Mathieu récidive en 1990 dans son roman L’été d’Hélène où on peut lire, en début d’ouvrage, une note divisée en six points. Le quatrième a trait aux particularismes québécois et va comme suit : « Les mots typiquement québécois de cet ouvrage de même que les néologismes sont identifiés par les guillemets. » (Mathieu, 1990 : 4) Toutefois, l’auteur n’a pas ajouté d’explication, ni par l’emploi d’éléments infratextuels, ni par l’emploi d’éléments paratextuels.

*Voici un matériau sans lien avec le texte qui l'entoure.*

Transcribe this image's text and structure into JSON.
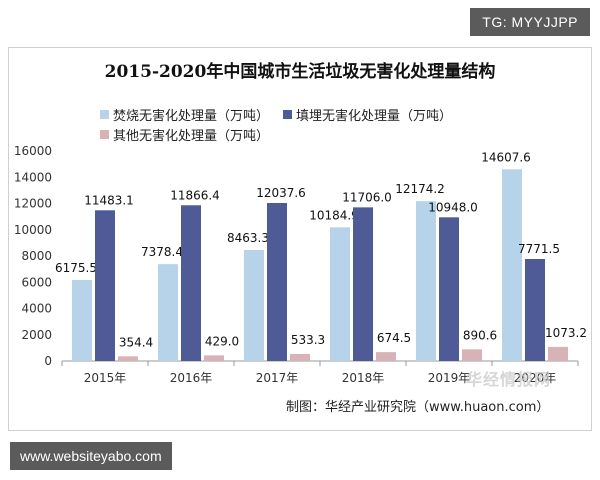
{
  "tg_badge": "TG: MYYJJPP",
  "website_badge": "www.websiteyabo.com",
  "source_note": "制图：华经产业研究院（www.huaon.com）",
  "watermark_text": "华经情报网",
  "chart_data": {
    "type": "bar",
    "title": "2015-2020年中国城市生活垃圾无害化处理量结构",
    "xlabel": "",
    "ylabel": "",
    "categories": [
      "2015年",
      "2016年",
      "2017年",
      "2018年",
      "2019年",
      "2020年"
    ],
    "ylim": [
      0,
      16000
    ],
    "yticks": [
      0,
      2000,
      4000,
      6000,
      8000,
      10000,
      12000,
      14000,
      16000
    ],
    "grid": false,
    "legend": "top-left",
    "series": [
      {
        "name": "焚烧无害化处理量（万吨）",
        "color": "#b6d3ea",
        "values": [
          6175.5,
          7378.4,
          8463.3,
          10184.9,
          12174.2,
          14607.6
        ],
        "labels": [
          "6175.5",
          "7378.4",
          "8463.3",
          "10184.9",
          "12174.2",
          "14607.6"
        ]
      },
      {
        "name": "填埋无害化处理量（万吨）",
        "color": "#4f5b96",
        "values": [
          11483.1,
          11866.4,
          12037.6,
          11706.0,
          10948.0,
          7771.5
        ],
        "labels": [
          "11483.1",
          "11866.4",
          "12037.6",
          "11706.0",
          "10948.0",
          "7771.5"
        ]
      },
      {
        "name": "其他无害化处理量（万吨）",
        "color": "#d7b3b8",
        "values": [
          354.4,
          429.0,
          533.3,
          674.5,
          890.6,
          1073.2
        ],
        "labels": [
          "354.4",
          "429.0",
          "533.3",
          "674.5",
          "890.6",
          "1073.2"
        ]
      }
    ]
  }
}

Pour sa part, l’éditeur (Leméac) de Moi, Ovide Leblanc, j’ai pour mon dire signe une note15 au début du roman en prenant soin de mentionner que le héros de l’histoire a bel et bien existé et que « c’est lui qui parle par la plume de l’auteur. » (Leblanc, 1976 : 8) Aussi, l’éditeur précise-t-il que son choix a été de « conserve[r] toute la couleur du parler gaspésien » (Leblanc, 1976 : 8) du roman. Un autre cas de note métalinguistique générale se trouve au tout début du roman Un dieu chasseur de Jean-Yves Soucy :

Avertissement – Ce livre comprend un certain nombre de canadianismes, néologismes et mots d’origine anglaise ou autre. Les lecteurs qui désirent se familiariser avec ces termes trouveront, à la fin de cet ouvrage, un glossaire qui en donne la définition. (Soucy, 1978 : 4)

59 À cet égard, l’auteur a fortement réagi lorsqu’il a vu qu’un glossaire avait été joint à l’édition de 1978 de son roman (nous y reviendrons un peu plus loin) et sa réaction a été tout aussi virulente lorsqu’il s’est rappelé la note qui figure au début de cette même édition : « Ça aussi c’est ridicule. Un “avertissement”! Comme si on disait au lecteur que ce qu’il a entre les mains peut être dangereux! C’est quoi, ça va sauter? Non, ça aussi ils [les éditions La Presse] l’ont enlevé dans l’édition suivante. » (Jean-Yves Soucy, cité dans Lachapelle, 2005c)

Diverses notes métalinguistiques existent aussi à la fin de certains romans, voire à la fin de certains glossaires où l’éditeur émet un commentaire qui peut être perçu comme un détachement par rapport à la langue d’écriture de l’auteur. Le cas du Survenant est intéressant à cet égard. La note : « L’auteur a tenu à conserver à certains mots, dans le texte comme dans le dialogue, une prononciation qui peut paraître désuète mais qu’on leur donne encore dans la région, vieille de trois cents ans » (Guèvremont, 1945 : 247) va parfois être employée seule (dans l’édition de 1945), c’est- à-dire sans glossaire, alors que cette même note se trouve en concomitance avec le glossaire dans les éditions de 1946 et de 1957. De plus, nombreuses sont les éditions du Survenant qui ne retiendront que le glossaire (éditions de 1962, 1969, 1974, 1989). D’autres éditeurs vont utiliser des notes à la fin d’un roman afin de diriger le lecteur vers un dictionnaire de langue pour l’explication des particularismes. C’est le cas dans Profil de l’orignal (éd. originale 1953 – sans note, 1974 avec note) d’Andrée Maillet : « Pour ce qui concerne les québécismes, le lecteur voudra bien consulter le dictionnaire Bélisle (Dictionnaire général de la Langue française au Canada). » (Maillet, 1974 : 211) Cette note suit une Notice de l’auteur, signée par l’auteure Andrée Maillet. La note métalinguistique générale n’a donc pas pour objectif d’expliquer les particularismes intégrés au roman, mais plutôt d’informer le lecteur à propos de la langue d’écriture employée dans le roman.